Последовавшее молчание показалось мне невыносимым.
Потом Аритомо произнес:
– Сказал бы ему то же самое, что и прежде: золото Ямашиты – всего лишь слух.
Его внимание, как мне казалось, было приковано к рисунку. Может быть, наши взгляды даже были устремлены в одну точку на нем.
Ответ его меня огорчил, но я приняла его как должное: ничего другого он сказать не мог. Мы оказались в гуще войны, где логике и разуму не место.
– Спецслужба мне сообщила, что это Магнус платил К-Там, чтоб те не трогали Маджубу.
Он утомленно закрыл глаза, потер веки большим и указательным пальцами.
– Магнус – человек благородный, Юн Линь. Всегда им был. Он отказался даже обсуждать эту идею, когда я заговорил об этом с ним.
– Зато ты платил этим мерзавцам…
– Я не мог допустить, чтобы кто-то мешал мне работать в саду, – произнес он. – Не мог.
– Никакой сад того не стоит.
– К тому же это значило, что и ты под защитой, – прибавил Аритомо. – Тебя могли бы убить, когда в ту ночь К-Ты заявились к тебе. Останься тут. Прибери дом. Мне надо повидать Эмили. – Он вернул мне порванный рисунок. – И положи это на мой стол.
Патрули королевских йоркширцев не нашли никаких следов Магнуса или террористов. В джунгли направили еще больше войск, их повели ибаны[237]– следопыты из Саравака. Плантаторы и друзья Магнуса составили поисковые отряды, но ливни свели на нет все их усилия.

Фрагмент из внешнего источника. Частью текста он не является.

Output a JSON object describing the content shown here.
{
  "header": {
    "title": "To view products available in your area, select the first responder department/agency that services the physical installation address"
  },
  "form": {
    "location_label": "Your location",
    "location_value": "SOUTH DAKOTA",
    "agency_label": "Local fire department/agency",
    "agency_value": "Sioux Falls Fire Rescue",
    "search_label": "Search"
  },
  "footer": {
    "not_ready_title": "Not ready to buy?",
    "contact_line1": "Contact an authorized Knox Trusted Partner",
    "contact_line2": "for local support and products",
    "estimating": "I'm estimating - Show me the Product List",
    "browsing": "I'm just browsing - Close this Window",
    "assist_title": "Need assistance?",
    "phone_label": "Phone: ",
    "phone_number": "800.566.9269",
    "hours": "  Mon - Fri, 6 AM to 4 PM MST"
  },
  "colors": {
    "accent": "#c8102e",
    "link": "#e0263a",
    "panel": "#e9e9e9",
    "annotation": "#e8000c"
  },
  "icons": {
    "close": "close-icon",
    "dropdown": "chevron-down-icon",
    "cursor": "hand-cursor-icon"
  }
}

Как только погода на время прояснялась, тут же в небе появлялись самолеты «дакота», кружили над горами, пролетали над самыми верхушками деревьев. Смонтированные на их крыльях громкоговорители на мандаринском китайском и малайском языках обещали амнистию и награды за возвращение Магнуса живым и невредимым. Я по телефону дозвонилась до Фредерика и рассказала, что произошло.
– Попробую добиться отпуска и приехать, – пообещал он.
Я положила трубку, потом снова сняла ее и позвонила отцу.
– С тобой все в прядке? – спросил тот. – Я пытался связаться с тобой.
– Ты слышал, что случилось?
– Твой брат рассказал мне об этом сегодня утром.
– Хок может что-то сделать для поисков Магнуса? Уверена, у него есть информаторы и контакты среди К-Тов.
– Я спрошу его. Темплер бросил на эти поиски все имеющееся в его распоряжении. – Отец помолчал немного. – Кстати, я еду в Лондон с делегацией по Мердека. Завтра улетаем.
– Тебя долго не будет?
– Месяц. Может, дольше. Зависит от того, как пойдут встречи и консультации. Пока все выглядит многообещающе. Никому не говори, но, возможно, мы дождемся независимости в течение пяти лет.
– Кто о маме заботится?
– Слуги. И Хок, разумеется.
– Есть какие-то улучшения?
– Нет. Все по-прежнему. Ты переехала в Дом Маджубы? – произнес он с надеждой.
– Составляю Эмили компанию.
– Понимаю. Передай ей, что мы все молимся за то, чтобы Магнус вернулся невредимым.
Уже после того, как разговор прекратился, до меня дошло, что отец не попросил меня уехать с Камеронского нагорья.
Почему-то это меня расстроило.
Риджбеков вынесли из дома, завернули в лист резины и положили во дворе, но Эмили не разрешала их хоронить. Вонь стояла ужасная, и А Ян, самый старый и суеверный из слуг, умолял меня сделать что-нибудь.
– Магнус захочет это сделать сам, когда вернется домой, – заявила Эмили, когда я заговорила с ней.
Я взглянула на нее:
– Конечно же, Эмили.
От вони уже некуда было деваться. Когда Фредерик приехал из Куала-Лумпура, я уговорила его помочь мне перенести Бруллокса и Биттергаля на нижнюю террасу. Там, в дальнем углу, где деревья не давали увидеть нас из дома, мы вырыли в земле две ямки и похоронили собак.
– Все собиралась спросить у Магнуса, откуда он взял для них имена, – сказала я, утрамбовывая лопатой землю.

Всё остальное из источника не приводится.